In The Quartet, Pulitzer Prize–winning historian Joseph Ellis tells the unexpected story of why the thirteen colonies, having just fought off the imposition of a distant centralized governing power, would decide to subordinate themselves anew.  Ellis gives us a dramatic portrait of one of the most crucial and misconstrued periods in American history: the years between the end of the Revolution and the formation of the federal government.

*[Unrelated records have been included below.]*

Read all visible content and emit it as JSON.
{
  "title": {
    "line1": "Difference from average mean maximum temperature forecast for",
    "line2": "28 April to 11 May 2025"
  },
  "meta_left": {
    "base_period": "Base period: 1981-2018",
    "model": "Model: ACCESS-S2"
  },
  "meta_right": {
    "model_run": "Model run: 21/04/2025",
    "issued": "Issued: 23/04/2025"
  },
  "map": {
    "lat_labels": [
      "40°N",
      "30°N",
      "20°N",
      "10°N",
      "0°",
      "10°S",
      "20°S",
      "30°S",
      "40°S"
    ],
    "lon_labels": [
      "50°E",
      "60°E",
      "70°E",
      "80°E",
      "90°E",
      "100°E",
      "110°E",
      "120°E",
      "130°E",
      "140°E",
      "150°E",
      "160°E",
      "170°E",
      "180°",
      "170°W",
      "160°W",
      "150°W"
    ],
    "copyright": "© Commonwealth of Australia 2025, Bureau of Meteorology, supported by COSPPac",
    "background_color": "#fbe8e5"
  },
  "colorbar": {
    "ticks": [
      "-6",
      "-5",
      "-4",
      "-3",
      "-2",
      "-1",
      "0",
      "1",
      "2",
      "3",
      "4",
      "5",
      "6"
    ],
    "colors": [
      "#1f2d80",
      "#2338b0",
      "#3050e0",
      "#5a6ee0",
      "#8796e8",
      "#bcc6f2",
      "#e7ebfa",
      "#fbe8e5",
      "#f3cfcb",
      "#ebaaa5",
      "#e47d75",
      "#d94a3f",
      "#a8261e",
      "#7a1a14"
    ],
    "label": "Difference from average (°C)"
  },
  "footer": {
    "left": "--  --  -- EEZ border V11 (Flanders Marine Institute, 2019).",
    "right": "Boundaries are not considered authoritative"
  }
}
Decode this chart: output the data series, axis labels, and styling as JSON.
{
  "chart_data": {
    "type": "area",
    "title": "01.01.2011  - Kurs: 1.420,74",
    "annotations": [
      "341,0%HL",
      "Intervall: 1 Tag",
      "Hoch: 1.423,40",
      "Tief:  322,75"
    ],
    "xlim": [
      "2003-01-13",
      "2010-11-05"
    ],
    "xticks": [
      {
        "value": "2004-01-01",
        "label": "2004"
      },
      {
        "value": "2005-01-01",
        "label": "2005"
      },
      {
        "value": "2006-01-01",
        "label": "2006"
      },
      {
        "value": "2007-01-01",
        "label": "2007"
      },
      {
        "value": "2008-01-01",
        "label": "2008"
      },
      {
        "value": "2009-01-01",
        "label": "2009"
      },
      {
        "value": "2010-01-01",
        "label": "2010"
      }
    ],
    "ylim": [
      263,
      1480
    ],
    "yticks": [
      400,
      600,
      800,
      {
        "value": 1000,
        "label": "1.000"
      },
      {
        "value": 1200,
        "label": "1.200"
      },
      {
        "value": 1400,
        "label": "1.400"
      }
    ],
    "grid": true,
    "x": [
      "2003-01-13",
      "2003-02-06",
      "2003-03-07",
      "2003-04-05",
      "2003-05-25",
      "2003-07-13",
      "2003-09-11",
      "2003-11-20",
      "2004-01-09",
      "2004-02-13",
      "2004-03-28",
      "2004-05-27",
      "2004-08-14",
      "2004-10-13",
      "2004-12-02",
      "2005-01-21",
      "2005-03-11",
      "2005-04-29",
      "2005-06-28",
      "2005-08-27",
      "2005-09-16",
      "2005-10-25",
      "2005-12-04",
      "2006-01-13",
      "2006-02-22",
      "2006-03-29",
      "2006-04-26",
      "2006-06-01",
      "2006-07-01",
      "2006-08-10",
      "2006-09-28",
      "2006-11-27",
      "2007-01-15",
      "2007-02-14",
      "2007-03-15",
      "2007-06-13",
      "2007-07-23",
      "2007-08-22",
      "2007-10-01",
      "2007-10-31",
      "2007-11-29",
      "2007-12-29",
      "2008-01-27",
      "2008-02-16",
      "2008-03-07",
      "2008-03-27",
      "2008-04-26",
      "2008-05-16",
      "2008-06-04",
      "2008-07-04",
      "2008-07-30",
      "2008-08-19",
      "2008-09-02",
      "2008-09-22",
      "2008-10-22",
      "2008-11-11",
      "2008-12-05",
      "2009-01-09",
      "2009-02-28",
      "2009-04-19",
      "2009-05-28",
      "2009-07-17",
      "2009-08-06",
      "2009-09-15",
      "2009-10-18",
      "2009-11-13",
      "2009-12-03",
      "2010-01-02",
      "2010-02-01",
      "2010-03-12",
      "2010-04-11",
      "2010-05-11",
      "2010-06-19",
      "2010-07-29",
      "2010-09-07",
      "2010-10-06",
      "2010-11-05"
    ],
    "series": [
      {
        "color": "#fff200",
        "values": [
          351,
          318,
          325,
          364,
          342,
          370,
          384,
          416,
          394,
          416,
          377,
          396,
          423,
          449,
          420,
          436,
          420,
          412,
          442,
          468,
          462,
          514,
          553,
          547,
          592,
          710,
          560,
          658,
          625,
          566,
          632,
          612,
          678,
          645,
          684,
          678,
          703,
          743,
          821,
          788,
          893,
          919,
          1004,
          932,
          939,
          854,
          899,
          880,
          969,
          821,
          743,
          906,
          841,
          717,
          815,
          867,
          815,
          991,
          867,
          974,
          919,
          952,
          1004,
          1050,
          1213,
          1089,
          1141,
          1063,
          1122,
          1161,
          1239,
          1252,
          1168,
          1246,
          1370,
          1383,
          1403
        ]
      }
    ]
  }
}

George Washington, Alexander Hamilton, John Jay, and James Madison, with the help of Robert Morris and Gouverneur Morris, shaped the contours of American history by diagnosing the systemic dysfunctions created by the Articles of Confederation, manipulating the political process to force the calling of the Constitutional Convention, conspiring to set the agenda in Philadelphia, orchestrating the debate in the state ratifying conventions, and, finally, drafting the Bill of Rights to assure state compliance with the constitutional settlement.

The Quartet unmasks a myth, and in its place presents an even more compelling truth—one that lies at the heart of understanding the creation of the United States of America.
 
Published May, 2016 by Knopf Doubleday Publishing Group, Paperback, ISBN: 9780804172486, ISBN-10: 080417248X, List Price $16.00.